Centralizers and Inverses to Induction as Equivalence of Categories

Given a ring homomorphism $B \to A$, consider its centralizer $R = A^B$, bimodule endomorphism ring $S = \End {}_BA_B$ and sub-tensor-square ring $T = (A ø_B A)^B$. Nonassociative tensoring by the cyclic modules $R_T$ or ${}_SR$ leads to an equivalence of categories inverse to the functors of induction of restricted $A$-modules or restricted coinduction of $B$-modules in case $A \| B$ is separable, H-separable, split or left depth two (D2). If $R_T$ or ${}_SR$ are projective, this property characterizes separability or splitness for a ring extension.
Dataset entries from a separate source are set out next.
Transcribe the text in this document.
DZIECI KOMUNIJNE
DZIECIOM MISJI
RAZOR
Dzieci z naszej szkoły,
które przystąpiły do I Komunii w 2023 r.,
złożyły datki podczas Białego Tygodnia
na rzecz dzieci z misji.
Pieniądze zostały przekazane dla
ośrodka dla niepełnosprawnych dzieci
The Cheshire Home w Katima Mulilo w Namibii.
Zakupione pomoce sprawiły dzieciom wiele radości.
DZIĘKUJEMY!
Only in the case of H-separability is $R_T$ a progenerator, which replaces the key module $A_{A^e}$ for an Azumaya algebra $A$. After establishing these characterizations, we characterize left D2 extensions in terms of the module $T_R$, and ask whether a weak generator condition on $R_T$ might characterize left D2 extensions as well, possibly a problem in $\sigma(M)$-categories or its generalizations. We also show that the centralizer of a depth two extension is a normal subring in the sense of Rieffel as well as pre-braided commutative. For example, its normality yields a Hopf subalgebra analogue of a factoid for subgroups and their centralizers, and a special case of a conjecture that D2 Hopf subalgebras are normal.